Information
- First date: January 25, 1995
- Last date: October 21, 1995

Events
- Total events: 3

Fights
- Total fights: 24

Chronology
|  | 1995 in Fighting Network Rings | 1996 in RINGS |

= 1995 in Fighting Network Rings =

Mixed martial arts events

The year 1995 is the first year in the history of Fighting Network Rings, a mixed martial arts promotion based in Japan. In 1995 Fighting Network Rings held three events beginning with, Rings: Budokan Hall 1995.

==Events list==

| # | Event title | Date | Arena | Location |
|---|---|---|---|---|
| 3 | Rings: Battle Dimensions Tournament 1995 Opening Round | October 21, 1995 |  |  |
| 2 | Rings Holland: Free Fight | February 19, 1995 | Sporthallen Zuid | Amsterdam, North Holland, Netherlands |
| 1 | Rings: Budokan Hall 1995 | January 25, 1995 | Budokan Hall | Tokyo, Japan |

==Rings: Budokan Hall 1995==

Rings: Budokan Hall 1995 was an event held on January 25, 1995, at Budokan Hall in Tokyo, Japan.

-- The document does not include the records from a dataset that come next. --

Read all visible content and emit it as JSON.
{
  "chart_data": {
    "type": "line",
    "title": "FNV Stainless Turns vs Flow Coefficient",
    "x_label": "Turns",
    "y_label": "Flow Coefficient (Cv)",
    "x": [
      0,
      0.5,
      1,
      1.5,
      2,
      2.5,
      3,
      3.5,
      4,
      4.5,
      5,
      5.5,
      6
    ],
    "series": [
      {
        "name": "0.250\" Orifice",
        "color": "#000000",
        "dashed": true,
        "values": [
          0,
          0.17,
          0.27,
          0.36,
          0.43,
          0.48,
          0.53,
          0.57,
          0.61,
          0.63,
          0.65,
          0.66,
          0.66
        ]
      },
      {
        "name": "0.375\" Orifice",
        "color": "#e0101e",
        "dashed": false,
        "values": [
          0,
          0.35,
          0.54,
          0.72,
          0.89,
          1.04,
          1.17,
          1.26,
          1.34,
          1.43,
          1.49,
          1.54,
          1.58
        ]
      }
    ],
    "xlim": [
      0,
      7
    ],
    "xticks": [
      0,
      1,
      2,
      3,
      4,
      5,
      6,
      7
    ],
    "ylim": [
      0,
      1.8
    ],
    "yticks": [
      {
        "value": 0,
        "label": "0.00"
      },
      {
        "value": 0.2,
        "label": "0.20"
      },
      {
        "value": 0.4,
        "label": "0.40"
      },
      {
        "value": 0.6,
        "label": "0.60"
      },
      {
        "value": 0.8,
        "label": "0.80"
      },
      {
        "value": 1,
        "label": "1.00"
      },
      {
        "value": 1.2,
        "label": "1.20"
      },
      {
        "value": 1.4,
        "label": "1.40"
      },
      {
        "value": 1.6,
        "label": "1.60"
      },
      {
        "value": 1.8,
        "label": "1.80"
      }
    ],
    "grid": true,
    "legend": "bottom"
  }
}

==Rings Holland: Free Fight==

Rings Holland: Free Fight was an event held on February 19, 1995, at Sporthallen Zuid in Amsterdam, North Holland, Netherlands.

==Rings: Battle Dimensions Tournament 1995 Opening Round==

Rings: Battle Dimensions Tournament 1995 Opening Round was an event held on October 21, 1995.